By the time you read this I shall probably be 40. I say probably not because I am thinking of ending it all to ensure I remain for ever young in people’s hearts. I say it because the way things are going, the event may go completely unnoticed. It may be so ignored by my nearest and dearest that I may just wake up on 1 January and forget that I am 40.
I tried to plan a party, you see, a big bash, but unfortunately I came up against RSVP evasion. I suppose it doesn’t help to be born when people are traditionally busy drinking mint-flavoured Bailey’s and going to far-flung places to visit relatives they don’t like. But putting that issue aside, the unavoidable truth was painful: it turns out not that many people like me enough to tell me they definitely will come to my 40th.
On the other hand, I did discover a lot of people who didn’t hate me enough to say ‘no, I don’t want to come’ and who made up all kinds of weird excuses that meant they couldn’t tell me one way or the other. But in a way, this ambiguity was even worse.
If people had just said, ‘No, thanks, I don’t much fancy it,’ it would have been so much easier to plan the catering. As it was, people prevaricated to the extent that it was impossible to put a number on mini vol-au-vonts.
If you ask me, there is a special place in hell for people who won’t give a straight answer to a party invitation. I hope the devil sharpens an extra hot poker for their posteriors. Messing someone about when they’re trying to hire a marquee and an Abba tribute band is noxious behaviour.

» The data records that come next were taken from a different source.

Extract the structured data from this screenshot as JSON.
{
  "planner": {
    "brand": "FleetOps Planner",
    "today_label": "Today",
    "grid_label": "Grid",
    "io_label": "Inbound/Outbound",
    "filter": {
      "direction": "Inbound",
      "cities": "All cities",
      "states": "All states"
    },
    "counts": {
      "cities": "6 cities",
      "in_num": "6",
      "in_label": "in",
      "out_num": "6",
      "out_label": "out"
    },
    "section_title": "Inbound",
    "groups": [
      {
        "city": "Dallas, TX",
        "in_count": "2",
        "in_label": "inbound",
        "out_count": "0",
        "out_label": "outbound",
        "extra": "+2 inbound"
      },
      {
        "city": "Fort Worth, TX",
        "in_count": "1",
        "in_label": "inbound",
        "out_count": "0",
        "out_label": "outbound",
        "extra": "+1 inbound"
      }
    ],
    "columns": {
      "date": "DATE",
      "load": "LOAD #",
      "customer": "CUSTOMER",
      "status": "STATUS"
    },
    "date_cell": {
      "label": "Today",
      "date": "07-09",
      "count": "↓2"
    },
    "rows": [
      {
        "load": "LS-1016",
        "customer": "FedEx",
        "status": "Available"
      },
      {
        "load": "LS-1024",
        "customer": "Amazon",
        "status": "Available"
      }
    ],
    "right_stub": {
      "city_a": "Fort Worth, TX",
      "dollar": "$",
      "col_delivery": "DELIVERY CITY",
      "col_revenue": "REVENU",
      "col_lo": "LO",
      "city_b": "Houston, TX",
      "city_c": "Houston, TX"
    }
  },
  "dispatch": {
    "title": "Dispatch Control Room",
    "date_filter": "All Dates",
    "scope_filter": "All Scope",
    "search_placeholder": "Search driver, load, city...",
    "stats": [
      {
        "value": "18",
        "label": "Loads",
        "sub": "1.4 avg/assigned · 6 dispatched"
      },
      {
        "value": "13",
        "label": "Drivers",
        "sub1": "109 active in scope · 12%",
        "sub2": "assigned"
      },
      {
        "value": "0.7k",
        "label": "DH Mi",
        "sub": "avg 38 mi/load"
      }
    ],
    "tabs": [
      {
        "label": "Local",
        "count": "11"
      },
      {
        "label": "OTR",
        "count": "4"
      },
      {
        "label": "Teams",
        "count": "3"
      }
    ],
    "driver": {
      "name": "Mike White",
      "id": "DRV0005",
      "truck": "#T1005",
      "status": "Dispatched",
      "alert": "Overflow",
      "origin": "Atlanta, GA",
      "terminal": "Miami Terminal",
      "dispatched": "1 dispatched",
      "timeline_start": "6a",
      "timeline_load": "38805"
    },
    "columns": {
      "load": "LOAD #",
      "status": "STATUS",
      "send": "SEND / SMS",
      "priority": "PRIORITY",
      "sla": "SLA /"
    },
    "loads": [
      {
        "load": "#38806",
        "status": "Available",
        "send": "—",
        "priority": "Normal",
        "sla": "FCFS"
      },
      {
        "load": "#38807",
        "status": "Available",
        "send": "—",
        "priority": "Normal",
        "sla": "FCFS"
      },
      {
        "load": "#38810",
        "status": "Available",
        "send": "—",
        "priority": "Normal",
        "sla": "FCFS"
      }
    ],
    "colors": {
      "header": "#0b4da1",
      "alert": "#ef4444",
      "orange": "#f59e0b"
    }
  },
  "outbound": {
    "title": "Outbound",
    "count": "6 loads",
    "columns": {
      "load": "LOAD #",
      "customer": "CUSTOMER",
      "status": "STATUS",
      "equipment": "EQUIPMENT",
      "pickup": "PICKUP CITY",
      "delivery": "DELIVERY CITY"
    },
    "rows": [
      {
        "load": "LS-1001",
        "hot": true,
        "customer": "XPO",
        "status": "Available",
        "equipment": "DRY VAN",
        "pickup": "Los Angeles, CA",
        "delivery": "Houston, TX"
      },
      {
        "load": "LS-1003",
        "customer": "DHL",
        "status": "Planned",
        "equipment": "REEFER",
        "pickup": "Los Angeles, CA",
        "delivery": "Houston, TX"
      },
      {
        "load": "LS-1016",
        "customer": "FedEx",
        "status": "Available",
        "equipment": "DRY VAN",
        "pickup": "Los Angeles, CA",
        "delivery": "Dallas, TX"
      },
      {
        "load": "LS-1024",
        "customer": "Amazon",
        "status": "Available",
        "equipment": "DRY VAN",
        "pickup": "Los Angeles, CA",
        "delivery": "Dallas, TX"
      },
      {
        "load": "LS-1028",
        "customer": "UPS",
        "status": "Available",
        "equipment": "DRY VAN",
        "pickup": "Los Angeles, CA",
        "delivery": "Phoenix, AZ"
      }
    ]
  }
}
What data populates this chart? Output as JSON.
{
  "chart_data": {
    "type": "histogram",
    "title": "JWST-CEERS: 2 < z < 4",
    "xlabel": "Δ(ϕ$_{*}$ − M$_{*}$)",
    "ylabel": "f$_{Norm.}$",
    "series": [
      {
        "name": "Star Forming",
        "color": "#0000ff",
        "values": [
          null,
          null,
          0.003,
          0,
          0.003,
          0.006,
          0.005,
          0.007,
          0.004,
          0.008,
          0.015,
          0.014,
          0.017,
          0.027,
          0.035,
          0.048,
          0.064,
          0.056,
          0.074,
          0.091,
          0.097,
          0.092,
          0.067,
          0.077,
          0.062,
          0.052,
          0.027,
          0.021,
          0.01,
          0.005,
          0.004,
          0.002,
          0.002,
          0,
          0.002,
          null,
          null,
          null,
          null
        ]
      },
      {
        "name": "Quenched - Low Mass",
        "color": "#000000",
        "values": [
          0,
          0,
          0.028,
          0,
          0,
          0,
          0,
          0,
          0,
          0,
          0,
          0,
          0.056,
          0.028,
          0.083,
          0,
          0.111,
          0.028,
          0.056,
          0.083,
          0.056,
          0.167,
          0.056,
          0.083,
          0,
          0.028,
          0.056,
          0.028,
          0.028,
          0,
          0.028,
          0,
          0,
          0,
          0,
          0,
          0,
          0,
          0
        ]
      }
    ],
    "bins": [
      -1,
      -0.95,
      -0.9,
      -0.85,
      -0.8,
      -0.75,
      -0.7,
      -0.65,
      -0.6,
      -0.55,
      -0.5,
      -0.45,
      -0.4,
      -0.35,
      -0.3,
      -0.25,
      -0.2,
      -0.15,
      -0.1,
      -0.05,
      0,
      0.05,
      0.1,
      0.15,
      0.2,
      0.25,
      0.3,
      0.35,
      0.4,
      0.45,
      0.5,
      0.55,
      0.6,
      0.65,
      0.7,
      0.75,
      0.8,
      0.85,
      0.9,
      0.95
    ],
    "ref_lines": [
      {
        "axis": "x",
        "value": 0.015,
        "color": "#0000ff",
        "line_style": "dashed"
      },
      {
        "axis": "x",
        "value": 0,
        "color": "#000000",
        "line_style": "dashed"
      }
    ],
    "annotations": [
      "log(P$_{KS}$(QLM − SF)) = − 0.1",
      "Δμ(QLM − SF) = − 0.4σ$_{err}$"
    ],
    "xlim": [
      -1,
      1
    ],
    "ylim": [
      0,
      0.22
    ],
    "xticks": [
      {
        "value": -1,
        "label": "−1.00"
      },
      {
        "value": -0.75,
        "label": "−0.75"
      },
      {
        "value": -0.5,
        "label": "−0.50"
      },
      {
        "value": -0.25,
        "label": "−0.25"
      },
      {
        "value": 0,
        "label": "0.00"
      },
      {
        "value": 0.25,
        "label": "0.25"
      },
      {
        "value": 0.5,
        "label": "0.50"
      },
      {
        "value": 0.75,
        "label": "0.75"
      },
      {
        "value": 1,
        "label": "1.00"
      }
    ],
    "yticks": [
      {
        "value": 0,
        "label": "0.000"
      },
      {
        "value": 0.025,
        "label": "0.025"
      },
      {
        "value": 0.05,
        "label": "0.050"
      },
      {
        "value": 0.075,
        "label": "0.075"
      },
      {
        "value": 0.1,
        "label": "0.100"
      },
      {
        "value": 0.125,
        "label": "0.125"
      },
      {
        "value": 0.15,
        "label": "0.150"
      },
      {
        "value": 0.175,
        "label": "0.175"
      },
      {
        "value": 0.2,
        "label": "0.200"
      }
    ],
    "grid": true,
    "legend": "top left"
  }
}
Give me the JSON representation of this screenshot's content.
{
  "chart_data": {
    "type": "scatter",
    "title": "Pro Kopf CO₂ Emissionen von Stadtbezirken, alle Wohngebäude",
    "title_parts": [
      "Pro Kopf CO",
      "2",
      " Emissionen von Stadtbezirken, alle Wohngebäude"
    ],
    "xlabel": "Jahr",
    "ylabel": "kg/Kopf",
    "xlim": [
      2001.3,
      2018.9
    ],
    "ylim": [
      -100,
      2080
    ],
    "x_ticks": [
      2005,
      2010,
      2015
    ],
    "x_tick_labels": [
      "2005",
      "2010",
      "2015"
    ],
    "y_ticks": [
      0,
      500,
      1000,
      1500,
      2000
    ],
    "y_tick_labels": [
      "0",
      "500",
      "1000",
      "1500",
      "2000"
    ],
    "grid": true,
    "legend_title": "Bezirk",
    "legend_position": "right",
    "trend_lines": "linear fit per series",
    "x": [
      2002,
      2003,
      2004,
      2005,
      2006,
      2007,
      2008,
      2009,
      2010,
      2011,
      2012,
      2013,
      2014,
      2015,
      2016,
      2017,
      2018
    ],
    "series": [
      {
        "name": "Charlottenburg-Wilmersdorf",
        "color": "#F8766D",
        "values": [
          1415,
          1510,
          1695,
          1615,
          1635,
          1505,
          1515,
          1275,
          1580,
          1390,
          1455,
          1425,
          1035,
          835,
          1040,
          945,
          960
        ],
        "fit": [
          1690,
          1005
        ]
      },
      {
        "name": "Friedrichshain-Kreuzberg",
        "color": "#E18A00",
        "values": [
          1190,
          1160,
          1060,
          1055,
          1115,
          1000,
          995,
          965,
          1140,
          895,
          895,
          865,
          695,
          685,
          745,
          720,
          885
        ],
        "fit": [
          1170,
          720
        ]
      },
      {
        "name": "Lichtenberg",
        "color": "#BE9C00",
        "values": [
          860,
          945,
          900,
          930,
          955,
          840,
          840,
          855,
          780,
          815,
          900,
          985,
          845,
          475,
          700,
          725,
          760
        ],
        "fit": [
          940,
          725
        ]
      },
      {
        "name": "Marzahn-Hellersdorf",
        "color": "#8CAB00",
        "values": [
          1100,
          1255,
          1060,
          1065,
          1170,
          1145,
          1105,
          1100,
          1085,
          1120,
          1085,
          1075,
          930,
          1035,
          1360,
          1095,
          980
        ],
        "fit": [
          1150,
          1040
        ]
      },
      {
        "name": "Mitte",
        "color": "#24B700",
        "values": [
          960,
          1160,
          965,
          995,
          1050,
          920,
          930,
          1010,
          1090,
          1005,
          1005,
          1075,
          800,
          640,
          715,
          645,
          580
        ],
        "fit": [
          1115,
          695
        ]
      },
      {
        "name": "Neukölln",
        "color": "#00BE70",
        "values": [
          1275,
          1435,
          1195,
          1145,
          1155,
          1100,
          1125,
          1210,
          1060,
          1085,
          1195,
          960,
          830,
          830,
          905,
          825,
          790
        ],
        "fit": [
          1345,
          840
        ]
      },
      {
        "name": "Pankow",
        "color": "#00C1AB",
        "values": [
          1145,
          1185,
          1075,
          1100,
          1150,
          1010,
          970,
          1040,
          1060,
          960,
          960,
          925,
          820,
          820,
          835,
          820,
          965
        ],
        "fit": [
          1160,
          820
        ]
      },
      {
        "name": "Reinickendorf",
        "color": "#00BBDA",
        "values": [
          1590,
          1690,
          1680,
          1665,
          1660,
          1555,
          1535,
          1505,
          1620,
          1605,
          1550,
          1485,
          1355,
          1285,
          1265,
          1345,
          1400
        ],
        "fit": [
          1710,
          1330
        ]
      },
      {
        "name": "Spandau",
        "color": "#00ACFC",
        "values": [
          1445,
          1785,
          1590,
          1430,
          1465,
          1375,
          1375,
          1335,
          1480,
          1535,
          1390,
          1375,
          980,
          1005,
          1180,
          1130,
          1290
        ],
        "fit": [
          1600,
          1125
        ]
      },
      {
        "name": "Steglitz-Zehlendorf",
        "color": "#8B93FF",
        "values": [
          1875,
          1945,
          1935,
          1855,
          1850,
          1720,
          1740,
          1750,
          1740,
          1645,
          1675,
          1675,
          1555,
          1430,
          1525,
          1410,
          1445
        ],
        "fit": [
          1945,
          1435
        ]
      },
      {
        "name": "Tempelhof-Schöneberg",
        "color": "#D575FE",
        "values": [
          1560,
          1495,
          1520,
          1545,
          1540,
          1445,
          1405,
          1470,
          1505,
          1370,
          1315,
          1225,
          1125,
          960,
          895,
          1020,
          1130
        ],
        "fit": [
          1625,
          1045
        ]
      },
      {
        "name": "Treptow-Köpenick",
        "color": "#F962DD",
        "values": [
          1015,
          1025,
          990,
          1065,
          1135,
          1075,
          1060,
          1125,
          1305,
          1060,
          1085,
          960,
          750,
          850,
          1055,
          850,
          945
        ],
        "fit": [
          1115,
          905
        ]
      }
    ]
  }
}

I can understand why you might hedge your bets if someone asks you to a copper wedding anniversary at a Bernie Inn (by the way, have you noticed that we’re having to celebrate the baser metals these days, as no one’s marriage is expected to last that long?) or a drinks do to celebrate the launch of their pamphlet on the Eurozone crisis.
But to try to keep your options open when it’s a friend’s 40th…well, to quote Jeremy Clarkson, they should be taken out and shot.
Even my relatives tried to give me the slip. One cousin said she had another party to go to. The other cousin didn’t even reply to my text message inviting him. He did ring me shortly after I sent him the message, but not to say, ‘Of course I shall be at your landmark birthday, we are family, you and I.’ He asked if he could stay in my spare room for a few months. No, I said, I’m redecorating. I’m painting the walls ‘hint of pariah’.
One girlfriend sent me a message saying, ‘Oo, how exciting! I don’t know what I’m doing for New Year yet but it’s lovely to be invited.’
What, as the young people say, does that even mean?
After a while, a pattern seemed to be emerging. The replies were dividing neatly into two very distinct categories. Half the people said it was far too early to say whether they could come as they had no idea where they would be at this mythical point in the distant future.
The other half said it was way too late of me to invite them as their activities for the night of 31 December 2011 had been written in their diaries in black ink with a wax seal stamped on top since July 2007.
The amount of people who sent back texts saying ‘oo dear im not sure i might be in madagascar but if im not i’ll definitely be there!’ was really quite spooky. I never knew Madagascar was so popular at this time of year.
Then there was the Vicky Pollard brigade: ‘yeah but no but yeah but i might come so definitely count me in cos i will come if i dont go somewhere else which i probably will but you better invite me anyway so SHA’UP right!’
In the end, six people said they could come. Three people had said they could not come. And 56 people said they definitely maybe would come only they probably wouldn’t but then again they really, really did want to so they probably might.
The net result was that I called it off. After spending two weeks planning a party, I spent another week cancelling the party. Then I invited a few people round for dinner and roasted a chicken. To the rest of my friends I say this: don’t expect me to give you a straight answer to anything ever again. I’m not saying I won’t give you one. I might do, but then again, I might not.